That doesn’t meet the requirements of the specification, which says:
Inevitably, that type has C linkage; the entire header containing its definition is bracketed with
#ifdef __cplusplus
extern "C" {
#endif
...
#ifdef __cplusplus
}
#endif
Now, on platforms where the “system” C and C++ compilers are basically the same compiler (and come from the same source as the linker), you’ll probably get away with differences in linkage (so long as you’re not trying to export the function from one compilation unit and import it into another, because functions with C++ linkage have their names mangled to support overloading).

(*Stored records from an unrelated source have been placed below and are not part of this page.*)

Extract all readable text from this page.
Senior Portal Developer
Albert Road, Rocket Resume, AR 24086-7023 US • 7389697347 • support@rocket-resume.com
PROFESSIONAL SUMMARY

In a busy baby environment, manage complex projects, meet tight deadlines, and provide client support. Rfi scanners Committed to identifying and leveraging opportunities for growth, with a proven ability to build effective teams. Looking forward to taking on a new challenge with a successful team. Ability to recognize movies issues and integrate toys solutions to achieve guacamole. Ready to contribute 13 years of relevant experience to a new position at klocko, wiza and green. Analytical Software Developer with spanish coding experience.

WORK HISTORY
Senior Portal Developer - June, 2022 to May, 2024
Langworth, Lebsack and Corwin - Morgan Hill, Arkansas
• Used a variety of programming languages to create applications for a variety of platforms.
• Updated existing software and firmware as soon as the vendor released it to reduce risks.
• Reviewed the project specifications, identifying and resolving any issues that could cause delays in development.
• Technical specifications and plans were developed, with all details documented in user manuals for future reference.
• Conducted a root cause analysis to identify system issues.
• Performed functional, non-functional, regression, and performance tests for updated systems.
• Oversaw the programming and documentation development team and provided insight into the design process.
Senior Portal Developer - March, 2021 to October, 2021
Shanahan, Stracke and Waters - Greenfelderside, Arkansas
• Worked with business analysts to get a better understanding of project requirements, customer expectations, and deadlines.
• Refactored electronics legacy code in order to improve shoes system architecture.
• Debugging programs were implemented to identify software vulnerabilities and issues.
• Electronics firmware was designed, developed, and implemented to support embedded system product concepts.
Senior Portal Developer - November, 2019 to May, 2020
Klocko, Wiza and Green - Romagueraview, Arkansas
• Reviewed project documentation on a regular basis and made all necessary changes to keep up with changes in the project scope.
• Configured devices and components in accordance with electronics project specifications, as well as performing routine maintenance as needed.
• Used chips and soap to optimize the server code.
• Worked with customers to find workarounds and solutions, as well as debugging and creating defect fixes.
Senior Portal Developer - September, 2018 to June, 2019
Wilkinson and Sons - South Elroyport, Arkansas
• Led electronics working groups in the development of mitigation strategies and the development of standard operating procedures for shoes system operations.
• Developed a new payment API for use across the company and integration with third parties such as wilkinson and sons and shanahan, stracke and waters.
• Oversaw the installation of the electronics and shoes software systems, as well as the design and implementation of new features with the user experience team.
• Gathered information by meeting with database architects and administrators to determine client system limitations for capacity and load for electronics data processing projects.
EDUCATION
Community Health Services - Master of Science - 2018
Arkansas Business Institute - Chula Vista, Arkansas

But in any case, it doesn’t matter that you’re throwing from a C++ function, but that you’re throwing through a C function. Somewhere on the call stack between the callback and the try
/catch
will be at least one C function (the OpenGL API function that invoked the callback). When an exception is thrown, the exception-handling code generated by the compiler has to unwind the call stack until it finds a handler. And a C++ compiler isn’t required to know how to do this for C functions, and a C compiler certainly isn’t required to know how to deal with exceptions. Because C functions can only (legally) call functions with C linkage (whether directly or through function pointers), and C++ functions with C linkage aren’t allowed to throw exceptions (because code generated by a C compiler doesn’t know how to deal with them).
It probably works if the C compiler, C++ compiler and linker are all part of “Microsoft Developer Studio”, and they’re the same versions which were used to compile both opengl32.dll and the ICD. It probably works if the C and C++ compilers are both gcc
, the linker is GNU ld
, and they’re the same versions used to build all of the myriad fragments that Linux’ OpenGL implementation has been split into of late.
But in general, anyone following your suggestion of throwing exceptions from the debug callback is opening the door to the kind of problems that aren’t exactly simple to diagnose even by someone familiar with the low-level details of compilation and linking, and all but impossible for those who aren’t.
If it works, it works. If it doesn’t, you get a crash, quite possibly with a backtrace that’s complete gibberish for good measure.